I have a very (multiple terrabytes) large amount of strings stored on disk that I need to sort alphabetically and store in another file as quickly as possible (preferrably in C/C++) and using as little internal memory as possible. It is not an option to pre-index the strings beforehand, so I need to sort the strings whenever needed in a close to real-time fashion.

What would be the best algorithm to use in my case? I would prefer a suggestion for a linear algorithm rather than just a link to an existing software library like Lucene.

std::vector stringarray; std::sort(stringarray.begin(), stringarray.end()); is not OK? — 4pie0, Jun 21 '14 at 10:09
@bits_international No, its not ok as `std::sort` does all the sorting in internal memory - we're talking multiple terrabytes of strings here and `std::sort` would _quickly use all the internal memory resources. — , Jun 21 '14 at 10:10
For common sorting algorithms it boils down on the type of data you're dealing with. How big is one string? Are there data restrictions? Can you run some analysis to find some patterns out of them? — Marco A., Jun 21 '14 at 10:12
@MarcoA. The strings are typically less than 1kb, but can be larger, they can hold very different amounts of data and are not partially pre-sorted in any fashion. However, I would make an educated guess that about 70% of the strings have less than 30 characters. the The strings are largely a mix of any kind of text and can be thought of as random in their nature from the viewpoint of figuring out what kind of linear algorithm to use. — , Jun 21 '14 at 10:14
With regard to sorting huge external data you usually chunk them and use a sorting algorithm like mergesort (whose complexity is guaranteed to be O(nLogn) and always use O(n) memory) or Smoothsort (if severely memory-bound).

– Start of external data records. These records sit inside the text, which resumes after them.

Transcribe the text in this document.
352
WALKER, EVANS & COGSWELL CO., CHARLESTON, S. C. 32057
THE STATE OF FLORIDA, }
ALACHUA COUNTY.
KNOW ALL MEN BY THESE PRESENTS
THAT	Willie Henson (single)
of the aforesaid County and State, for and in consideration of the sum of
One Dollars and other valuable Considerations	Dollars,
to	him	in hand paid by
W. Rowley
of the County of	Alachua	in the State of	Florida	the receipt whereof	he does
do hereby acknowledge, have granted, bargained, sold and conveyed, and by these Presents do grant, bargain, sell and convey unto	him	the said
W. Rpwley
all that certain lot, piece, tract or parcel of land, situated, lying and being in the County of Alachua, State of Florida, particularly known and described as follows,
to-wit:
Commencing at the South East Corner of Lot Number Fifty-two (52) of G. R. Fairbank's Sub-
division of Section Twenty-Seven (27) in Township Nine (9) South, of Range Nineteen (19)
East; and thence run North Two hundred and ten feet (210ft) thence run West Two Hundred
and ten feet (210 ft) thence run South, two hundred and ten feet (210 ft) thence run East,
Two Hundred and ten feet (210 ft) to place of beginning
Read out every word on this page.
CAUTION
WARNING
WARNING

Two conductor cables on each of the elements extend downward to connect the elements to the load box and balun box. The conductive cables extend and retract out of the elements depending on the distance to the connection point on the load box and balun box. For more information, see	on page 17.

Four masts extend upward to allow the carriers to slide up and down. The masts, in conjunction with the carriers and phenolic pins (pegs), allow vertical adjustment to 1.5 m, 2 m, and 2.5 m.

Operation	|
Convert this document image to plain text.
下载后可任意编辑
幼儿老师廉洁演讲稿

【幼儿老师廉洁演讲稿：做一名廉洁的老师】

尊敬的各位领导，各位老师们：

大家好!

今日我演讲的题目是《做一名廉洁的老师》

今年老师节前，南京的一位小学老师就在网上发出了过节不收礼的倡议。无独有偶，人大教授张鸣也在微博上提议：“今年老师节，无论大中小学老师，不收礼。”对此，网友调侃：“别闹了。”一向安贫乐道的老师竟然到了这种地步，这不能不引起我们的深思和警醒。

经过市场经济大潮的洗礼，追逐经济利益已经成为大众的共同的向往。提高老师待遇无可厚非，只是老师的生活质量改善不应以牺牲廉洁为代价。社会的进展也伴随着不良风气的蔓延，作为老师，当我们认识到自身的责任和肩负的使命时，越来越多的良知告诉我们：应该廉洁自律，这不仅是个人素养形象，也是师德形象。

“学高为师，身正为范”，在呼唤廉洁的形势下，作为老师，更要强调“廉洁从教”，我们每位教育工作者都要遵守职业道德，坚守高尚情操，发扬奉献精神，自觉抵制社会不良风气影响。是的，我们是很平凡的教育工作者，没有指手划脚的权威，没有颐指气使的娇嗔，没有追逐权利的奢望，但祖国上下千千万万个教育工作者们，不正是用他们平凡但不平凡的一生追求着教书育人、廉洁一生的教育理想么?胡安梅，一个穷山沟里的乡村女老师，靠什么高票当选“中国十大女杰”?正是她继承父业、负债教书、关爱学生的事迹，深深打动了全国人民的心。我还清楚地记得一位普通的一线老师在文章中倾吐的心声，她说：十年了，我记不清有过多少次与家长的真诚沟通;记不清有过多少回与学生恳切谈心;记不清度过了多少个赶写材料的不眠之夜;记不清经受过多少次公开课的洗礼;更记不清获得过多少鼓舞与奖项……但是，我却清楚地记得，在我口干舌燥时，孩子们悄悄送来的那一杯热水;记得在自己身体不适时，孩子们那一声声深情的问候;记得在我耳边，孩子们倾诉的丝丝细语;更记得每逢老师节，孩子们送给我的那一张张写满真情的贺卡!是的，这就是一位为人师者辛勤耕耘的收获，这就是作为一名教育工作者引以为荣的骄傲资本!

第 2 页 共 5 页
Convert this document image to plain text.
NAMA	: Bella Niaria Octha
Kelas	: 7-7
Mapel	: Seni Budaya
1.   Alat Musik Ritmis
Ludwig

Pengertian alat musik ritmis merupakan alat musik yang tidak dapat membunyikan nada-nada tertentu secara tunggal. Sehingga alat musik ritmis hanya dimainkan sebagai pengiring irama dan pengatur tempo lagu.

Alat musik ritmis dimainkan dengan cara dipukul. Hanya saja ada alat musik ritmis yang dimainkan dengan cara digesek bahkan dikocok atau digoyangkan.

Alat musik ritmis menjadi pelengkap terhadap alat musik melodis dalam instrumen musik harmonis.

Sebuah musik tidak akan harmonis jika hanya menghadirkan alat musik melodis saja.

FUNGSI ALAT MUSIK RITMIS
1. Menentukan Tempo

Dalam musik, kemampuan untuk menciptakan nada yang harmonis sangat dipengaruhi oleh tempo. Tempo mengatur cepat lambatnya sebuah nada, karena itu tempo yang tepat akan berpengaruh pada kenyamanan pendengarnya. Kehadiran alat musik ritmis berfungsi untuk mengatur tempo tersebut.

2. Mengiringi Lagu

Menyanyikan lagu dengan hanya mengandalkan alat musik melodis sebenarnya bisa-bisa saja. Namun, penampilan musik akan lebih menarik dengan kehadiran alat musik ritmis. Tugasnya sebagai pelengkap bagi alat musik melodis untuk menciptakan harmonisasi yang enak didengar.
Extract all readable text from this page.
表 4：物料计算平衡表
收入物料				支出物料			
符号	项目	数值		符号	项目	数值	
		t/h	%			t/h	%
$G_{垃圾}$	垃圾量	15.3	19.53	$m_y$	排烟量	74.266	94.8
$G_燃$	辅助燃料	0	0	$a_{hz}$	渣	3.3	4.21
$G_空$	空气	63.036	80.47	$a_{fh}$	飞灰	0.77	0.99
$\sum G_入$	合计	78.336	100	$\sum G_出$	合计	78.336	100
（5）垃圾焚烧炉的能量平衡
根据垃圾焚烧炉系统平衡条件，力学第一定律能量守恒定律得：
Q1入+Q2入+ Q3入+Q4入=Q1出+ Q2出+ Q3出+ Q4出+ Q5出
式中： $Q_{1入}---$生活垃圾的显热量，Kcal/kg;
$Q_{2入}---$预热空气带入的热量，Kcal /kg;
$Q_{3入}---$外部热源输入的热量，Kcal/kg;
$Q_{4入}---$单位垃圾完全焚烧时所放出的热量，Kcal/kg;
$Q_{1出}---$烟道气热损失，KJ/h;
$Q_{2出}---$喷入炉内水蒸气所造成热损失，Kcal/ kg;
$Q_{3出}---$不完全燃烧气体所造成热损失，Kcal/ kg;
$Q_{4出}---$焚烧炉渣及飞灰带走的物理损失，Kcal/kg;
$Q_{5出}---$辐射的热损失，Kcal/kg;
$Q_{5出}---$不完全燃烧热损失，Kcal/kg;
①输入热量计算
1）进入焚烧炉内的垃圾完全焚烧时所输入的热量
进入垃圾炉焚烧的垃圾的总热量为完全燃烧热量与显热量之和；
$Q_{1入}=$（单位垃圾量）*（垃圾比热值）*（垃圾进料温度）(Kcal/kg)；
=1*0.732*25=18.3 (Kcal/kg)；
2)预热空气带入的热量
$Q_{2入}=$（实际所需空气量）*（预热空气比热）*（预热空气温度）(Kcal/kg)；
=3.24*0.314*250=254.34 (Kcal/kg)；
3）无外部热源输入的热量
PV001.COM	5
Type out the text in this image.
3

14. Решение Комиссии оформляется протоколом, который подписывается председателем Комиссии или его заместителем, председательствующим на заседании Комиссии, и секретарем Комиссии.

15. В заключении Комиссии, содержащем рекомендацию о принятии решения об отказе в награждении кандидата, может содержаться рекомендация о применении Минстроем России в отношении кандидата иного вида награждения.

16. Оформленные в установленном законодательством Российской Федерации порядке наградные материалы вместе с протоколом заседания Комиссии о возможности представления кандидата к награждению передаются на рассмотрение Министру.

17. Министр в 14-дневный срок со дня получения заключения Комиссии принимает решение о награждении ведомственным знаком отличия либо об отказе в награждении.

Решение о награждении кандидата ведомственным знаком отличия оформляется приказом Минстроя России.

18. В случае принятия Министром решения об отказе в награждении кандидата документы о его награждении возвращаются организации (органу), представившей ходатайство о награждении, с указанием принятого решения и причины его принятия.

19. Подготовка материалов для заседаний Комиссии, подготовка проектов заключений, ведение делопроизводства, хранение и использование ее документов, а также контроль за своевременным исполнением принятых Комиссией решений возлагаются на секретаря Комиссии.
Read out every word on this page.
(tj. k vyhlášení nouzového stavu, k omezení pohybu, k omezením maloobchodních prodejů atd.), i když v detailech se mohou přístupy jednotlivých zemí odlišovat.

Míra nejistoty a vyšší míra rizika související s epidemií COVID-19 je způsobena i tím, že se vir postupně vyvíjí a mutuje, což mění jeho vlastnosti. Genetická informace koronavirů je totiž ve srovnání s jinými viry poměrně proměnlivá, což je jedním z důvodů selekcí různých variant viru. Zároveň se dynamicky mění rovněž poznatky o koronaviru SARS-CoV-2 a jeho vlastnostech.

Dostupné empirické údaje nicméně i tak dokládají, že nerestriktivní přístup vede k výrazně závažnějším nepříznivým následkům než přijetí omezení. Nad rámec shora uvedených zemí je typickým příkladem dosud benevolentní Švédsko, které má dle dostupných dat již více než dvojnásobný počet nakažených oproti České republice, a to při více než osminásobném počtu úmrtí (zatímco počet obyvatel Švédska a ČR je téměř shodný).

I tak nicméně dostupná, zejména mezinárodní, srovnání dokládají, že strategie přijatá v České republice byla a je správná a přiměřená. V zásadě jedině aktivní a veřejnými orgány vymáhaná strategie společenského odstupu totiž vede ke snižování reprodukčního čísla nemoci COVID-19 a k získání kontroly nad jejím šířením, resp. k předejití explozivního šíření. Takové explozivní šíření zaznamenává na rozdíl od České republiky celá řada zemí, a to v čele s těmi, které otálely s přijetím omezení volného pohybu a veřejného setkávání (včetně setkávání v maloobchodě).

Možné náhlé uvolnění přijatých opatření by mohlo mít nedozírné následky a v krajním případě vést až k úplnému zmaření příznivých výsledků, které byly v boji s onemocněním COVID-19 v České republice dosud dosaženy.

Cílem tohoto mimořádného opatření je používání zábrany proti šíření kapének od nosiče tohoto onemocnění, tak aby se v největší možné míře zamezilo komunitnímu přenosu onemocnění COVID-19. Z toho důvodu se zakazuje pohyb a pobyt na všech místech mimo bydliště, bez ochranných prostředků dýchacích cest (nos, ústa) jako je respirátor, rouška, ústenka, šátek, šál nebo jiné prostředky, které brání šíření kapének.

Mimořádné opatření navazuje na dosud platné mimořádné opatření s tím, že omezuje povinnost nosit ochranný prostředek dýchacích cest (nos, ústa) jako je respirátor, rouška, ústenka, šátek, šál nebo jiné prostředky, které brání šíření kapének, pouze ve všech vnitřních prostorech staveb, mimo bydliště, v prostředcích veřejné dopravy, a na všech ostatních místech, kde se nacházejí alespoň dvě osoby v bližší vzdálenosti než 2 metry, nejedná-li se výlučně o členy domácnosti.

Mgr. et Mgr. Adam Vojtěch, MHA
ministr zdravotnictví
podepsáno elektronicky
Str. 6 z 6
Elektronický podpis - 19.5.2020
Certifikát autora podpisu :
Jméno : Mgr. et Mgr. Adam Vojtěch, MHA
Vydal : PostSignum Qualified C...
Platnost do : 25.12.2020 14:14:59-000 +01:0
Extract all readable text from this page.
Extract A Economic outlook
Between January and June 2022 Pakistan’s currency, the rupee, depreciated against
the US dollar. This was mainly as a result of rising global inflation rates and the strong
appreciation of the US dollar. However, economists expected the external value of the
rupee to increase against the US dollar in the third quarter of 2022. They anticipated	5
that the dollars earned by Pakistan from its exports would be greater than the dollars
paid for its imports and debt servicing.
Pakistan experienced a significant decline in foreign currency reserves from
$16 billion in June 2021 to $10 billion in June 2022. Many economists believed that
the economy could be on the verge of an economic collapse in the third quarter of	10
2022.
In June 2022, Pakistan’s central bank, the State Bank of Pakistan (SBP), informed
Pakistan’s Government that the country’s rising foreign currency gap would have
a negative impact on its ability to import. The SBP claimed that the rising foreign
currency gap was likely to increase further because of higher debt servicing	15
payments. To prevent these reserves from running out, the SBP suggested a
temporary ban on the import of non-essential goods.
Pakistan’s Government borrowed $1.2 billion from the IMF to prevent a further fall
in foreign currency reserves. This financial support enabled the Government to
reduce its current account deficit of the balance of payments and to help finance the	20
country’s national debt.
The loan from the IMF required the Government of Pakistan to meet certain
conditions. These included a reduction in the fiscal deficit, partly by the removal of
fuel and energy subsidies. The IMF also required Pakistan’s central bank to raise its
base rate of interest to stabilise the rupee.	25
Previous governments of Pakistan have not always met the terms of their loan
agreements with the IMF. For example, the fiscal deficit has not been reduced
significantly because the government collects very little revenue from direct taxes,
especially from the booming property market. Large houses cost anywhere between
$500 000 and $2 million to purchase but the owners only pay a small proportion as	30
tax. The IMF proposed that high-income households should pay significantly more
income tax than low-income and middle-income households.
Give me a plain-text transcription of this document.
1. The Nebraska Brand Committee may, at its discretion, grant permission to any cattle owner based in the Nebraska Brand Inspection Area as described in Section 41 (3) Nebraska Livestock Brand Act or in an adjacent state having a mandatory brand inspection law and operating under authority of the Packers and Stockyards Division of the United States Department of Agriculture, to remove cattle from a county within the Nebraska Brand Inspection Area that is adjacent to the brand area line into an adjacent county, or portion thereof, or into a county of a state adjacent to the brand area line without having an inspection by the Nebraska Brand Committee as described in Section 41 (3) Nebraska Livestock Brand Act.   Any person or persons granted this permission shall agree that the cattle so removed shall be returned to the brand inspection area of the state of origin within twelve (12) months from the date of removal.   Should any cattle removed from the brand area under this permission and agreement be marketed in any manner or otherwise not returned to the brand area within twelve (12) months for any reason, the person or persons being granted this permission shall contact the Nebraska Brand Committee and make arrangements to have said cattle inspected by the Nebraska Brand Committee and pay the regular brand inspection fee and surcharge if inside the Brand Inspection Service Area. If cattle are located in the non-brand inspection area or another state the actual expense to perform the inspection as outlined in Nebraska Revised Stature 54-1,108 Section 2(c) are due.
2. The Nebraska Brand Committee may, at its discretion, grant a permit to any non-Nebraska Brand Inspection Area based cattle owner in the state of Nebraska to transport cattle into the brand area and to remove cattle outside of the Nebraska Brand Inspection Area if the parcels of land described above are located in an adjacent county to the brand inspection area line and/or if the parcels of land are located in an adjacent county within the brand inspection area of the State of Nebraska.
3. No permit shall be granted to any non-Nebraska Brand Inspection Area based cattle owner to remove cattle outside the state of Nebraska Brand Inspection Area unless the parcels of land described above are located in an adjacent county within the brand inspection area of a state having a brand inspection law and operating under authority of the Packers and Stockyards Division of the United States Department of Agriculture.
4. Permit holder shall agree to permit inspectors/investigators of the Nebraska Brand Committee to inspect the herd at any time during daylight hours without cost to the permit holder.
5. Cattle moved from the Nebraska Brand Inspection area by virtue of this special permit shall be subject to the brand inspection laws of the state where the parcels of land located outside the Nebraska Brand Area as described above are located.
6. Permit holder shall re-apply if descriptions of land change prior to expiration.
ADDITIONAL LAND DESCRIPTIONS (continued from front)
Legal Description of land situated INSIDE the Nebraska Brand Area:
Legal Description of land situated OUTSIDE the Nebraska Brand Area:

You might also want to take a look at the new research stuff "GPUTeraSort" for sorting external data with accelerators. — Marco A., Jun 21 '14 at 10:25
It is a drastically wrong approach, you must try to use as much memory as you can. You cannot get enough with such large files so you must partition the data into smaller chunks. Big enough to be sorted efficiently in-memory, write back to temporary files. Then merge the files into the final sorted output. — Hans Passant, Jun 21 '14 at 10:31
@HansPassant I'm ok with using the available internal memory resources - just as long as the suggested algorithm don't exceed those primary storage boundaries. Still, there may be multiple concurrent execution operations. — , Jun 21 '14 at 10:41
That depends on what other jobs the machine does. If you need to be a friendly citizen then don't go over, say, the amount of RAM divided by 2. You also want to avoid starving the file system cache. Clearly making this a config setting and experimenting is a wise thing to do. — Hans Passant, Jun 21 '14 at 10:43
@HansPassant I just updated the text on that point and you just beat me too it :) Anyways, there may be multiple concurrent execution operations that warrants sorting. — , Jun 21 '14 at 10:45
Well, don't do that. Sending the disk reader head back-and-forth with multiple processes doing this is going to kill perf. The one thing you never want to do is waiting for it to finish. — Hans Passant, Jun 21 '14 at 10:47
Can you already pre-sort the strings when entering them? In that case you would have, e.g., 10000 files with 100 MB each, and then you would be able to sort them in memory. A trivial example would be to have files by the first *n* letters of the string. That structure would enable you still to add strings easily but the reading would be much easier. — DrV, Jun 21 '14 at 10:57
How often are the strings changed and how often do they need to be resorted? Building some type of index that gets updated on an insert might be less work in the long run. — brian beuning, Jun 21 '14 at 13:13
Or even sorting whenever there is time. In that case you could have a big ordered file (or files, as a 1 TiB file may wreak havoc with the file system) and then rest of the data is unordered. Then most of the data can be fetched fast, and only the remaining smaller file needs to be sorted when queried. But this all depends on the actual write and read rates. And, yes, databases exist. — DrV, Jun 21 '14 at 21:12

score 5 · Answer 1 · edited May 23 '17 at 11:51

5

You usually sort huge external data by chunking it into smaller pieces, operating on them and eventually merging them back. When choosing the sorting algorithm you usually take a look at your requirements:

If you need a time-complexity guarantee that is also stable you can go for a mergesort (O(nlogn) guaranteed) although it requires an additional O(n) space.
If severely memory-bound you might want to try Smoothsort (constant memory, time O(nlogn))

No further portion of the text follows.